On 22 June 1631 the government of Charles I issued Letters Patent proclaiming Captain Sir Charles Vavasor of Skellingthorpe, Lines., a baronet. The grant of honors to Sir Charles Vavasor was among the most distinctive made in England during the seventeenth century. By its special terms, Sir Charles became the first baronet (of approximately 285) to receive rights of precedence—in spite of parliamentary statutes opposing such rights. A clause of precedency declared the title retroactive to 29 June 1611, and that, in turn, made Sir Charles's father, Sir Thomas Vavasor, who had died in 1620, a baronet post mortem. The baronetcy of Sir Charles Vavasor is also unusual as one of the few which did not depend upon the patronage of the Duke of Buckingham, as the only one created during the whole of 1631, and as the last one created before the eve of Civil War.
The competition for honors among the gentry is an important element in the social history of early seventeenth century England, and a factor in the complex origins of the Civil War. The full dimensions of that competition can be illuminated by studying the motives of individual families, and the processes by which they achieved their titles. The Skellingthorpe Vavasor make an especially interesting study because of the unusual distinctions which attend their title.
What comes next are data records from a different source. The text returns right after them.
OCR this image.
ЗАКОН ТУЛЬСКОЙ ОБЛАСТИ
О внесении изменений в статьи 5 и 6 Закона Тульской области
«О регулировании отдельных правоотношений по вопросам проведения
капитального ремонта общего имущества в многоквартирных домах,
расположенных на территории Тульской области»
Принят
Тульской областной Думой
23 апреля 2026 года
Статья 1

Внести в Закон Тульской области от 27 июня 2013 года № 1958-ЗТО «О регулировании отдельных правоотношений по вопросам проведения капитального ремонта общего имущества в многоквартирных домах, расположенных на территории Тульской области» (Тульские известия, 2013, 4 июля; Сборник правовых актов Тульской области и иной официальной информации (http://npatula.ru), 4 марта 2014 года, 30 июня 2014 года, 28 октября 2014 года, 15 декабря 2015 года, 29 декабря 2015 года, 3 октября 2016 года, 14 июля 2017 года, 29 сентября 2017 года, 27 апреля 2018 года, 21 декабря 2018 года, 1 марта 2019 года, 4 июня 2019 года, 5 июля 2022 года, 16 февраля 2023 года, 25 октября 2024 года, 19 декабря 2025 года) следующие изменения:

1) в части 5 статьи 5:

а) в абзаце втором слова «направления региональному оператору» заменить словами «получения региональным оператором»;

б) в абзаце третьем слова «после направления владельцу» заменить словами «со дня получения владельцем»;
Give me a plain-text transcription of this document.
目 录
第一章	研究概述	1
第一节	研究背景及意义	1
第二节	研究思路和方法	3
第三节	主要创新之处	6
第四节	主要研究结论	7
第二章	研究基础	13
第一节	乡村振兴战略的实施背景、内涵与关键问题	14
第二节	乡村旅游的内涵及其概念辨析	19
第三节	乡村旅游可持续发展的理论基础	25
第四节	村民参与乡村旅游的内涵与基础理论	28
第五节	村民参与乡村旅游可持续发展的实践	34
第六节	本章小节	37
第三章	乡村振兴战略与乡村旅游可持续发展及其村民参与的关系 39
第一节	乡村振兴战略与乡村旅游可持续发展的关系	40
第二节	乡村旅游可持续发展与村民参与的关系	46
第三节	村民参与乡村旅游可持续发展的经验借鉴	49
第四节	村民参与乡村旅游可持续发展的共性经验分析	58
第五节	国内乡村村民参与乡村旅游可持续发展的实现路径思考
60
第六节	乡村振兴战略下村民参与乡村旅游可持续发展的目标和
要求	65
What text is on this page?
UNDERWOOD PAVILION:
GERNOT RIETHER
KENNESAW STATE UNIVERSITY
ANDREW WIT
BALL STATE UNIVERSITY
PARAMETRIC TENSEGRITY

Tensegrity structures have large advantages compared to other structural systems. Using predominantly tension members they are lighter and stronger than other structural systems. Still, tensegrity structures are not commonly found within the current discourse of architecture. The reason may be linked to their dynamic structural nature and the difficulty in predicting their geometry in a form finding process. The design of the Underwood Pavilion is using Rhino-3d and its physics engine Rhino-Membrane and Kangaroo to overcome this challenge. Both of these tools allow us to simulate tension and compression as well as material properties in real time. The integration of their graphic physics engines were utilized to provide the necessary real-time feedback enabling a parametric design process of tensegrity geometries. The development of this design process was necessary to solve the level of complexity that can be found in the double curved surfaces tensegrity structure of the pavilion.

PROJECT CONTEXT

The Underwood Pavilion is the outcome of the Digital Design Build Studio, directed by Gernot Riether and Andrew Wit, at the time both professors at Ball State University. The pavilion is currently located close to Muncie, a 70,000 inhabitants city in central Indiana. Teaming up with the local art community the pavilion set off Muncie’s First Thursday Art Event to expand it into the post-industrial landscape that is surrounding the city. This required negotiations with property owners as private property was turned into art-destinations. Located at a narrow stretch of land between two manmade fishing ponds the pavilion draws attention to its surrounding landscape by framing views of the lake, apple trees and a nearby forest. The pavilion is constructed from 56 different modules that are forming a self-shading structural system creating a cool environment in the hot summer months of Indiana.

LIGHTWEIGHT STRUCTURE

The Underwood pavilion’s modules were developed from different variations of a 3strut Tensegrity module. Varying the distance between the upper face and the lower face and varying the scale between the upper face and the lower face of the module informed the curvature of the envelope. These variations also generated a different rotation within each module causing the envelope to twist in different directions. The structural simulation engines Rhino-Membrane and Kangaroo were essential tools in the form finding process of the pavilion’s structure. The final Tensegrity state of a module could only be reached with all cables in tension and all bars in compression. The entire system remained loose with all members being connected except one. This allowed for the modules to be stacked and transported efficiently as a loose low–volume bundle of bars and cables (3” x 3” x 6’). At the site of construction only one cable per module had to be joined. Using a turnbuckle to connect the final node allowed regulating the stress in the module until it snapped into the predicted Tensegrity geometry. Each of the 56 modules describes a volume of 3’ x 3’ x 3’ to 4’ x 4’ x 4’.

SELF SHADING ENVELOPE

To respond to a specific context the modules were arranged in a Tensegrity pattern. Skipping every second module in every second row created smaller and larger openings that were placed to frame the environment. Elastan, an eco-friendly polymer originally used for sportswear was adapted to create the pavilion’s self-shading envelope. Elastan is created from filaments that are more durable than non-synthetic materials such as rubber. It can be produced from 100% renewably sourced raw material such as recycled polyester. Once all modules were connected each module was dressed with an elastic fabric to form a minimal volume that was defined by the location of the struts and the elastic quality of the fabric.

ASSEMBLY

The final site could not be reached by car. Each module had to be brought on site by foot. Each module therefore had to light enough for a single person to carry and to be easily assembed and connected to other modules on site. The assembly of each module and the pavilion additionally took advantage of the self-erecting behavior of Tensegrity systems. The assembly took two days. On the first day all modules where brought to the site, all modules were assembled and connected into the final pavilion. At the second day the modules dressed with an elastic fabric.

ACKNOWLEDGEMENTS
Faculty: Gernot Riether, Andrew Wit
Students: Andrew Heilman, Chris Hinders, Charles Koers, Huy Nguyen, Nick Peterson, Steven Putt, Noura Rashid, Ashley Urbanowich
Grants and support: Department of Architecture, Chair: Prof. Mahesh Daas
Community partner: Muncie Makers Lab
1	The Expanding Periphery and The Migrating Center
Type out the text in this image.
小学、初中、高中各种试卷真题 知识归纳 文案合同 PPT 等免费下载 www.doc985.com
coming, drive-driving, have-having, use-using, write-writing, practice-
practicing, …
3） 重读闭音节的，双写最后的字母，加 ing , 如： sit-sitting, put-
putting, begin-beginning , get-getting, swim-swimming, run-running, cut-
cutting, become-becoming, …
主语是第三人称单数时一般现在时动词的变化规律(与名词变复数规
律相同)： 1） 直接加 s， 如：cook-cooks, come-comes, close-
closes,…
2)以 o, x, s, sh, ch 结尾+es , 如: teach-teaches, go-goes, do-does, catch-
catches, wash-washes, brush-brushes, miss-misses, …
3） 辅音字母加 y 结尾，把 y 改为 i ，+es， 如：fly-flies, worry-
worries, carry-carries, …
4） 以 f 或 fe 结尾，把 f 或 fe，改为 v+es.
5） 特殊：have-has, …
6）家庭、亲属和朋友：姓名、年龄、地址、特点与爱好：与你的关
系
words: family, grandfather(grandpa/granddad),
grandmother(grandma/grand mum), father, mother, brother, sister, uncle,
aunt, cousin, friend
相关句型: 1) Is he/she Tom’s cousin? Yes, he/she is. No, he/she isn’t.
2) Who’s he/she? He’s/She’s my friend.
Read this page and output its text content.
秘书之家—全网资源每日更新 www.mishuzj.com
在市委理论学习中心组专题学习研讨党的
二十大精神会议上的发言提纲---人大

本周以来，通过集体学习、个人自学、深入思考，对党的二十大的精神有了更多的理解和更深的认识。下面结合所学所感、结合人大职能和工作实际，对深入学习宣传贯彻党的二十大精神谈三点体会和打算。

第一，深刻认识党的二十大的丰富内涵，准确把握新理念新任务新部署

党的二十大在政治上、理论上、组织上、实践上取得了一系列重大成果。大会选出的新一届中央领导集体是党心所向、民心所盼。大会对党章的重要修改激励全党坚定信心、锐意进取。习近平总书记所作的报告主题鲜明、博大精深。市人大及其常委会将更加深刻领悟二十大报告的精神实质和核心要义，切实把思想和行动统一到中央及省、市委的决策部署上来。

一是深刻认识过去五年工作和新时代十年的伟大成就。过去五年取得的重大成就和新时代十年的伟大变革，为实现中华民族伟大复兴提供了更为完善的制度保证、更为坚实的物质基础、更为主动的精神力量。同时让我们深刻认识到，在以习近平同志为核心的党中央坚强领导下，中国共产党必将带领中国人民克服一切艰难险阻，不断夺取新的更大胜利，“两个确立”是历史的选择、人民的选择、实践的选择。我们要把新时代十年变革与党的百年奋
Heretofore, however, paucity of evidence made it nearly impossible to reconstruct the quest for honors of the Skellingthorpe Vavasor. The evidence did show that before he died in 1620, Sir Thomas Vavasor sought the title of baronet without success, and that eleven years later, Sir Thomas's son, Charles, finally received a baronetcy with precedency. The intervening years, 1620-1631, had to be filled with conjectures about Charles Vavasor's motives, timing, and patronage, and also with some conjectures about why the government granted him honors of dubious legality.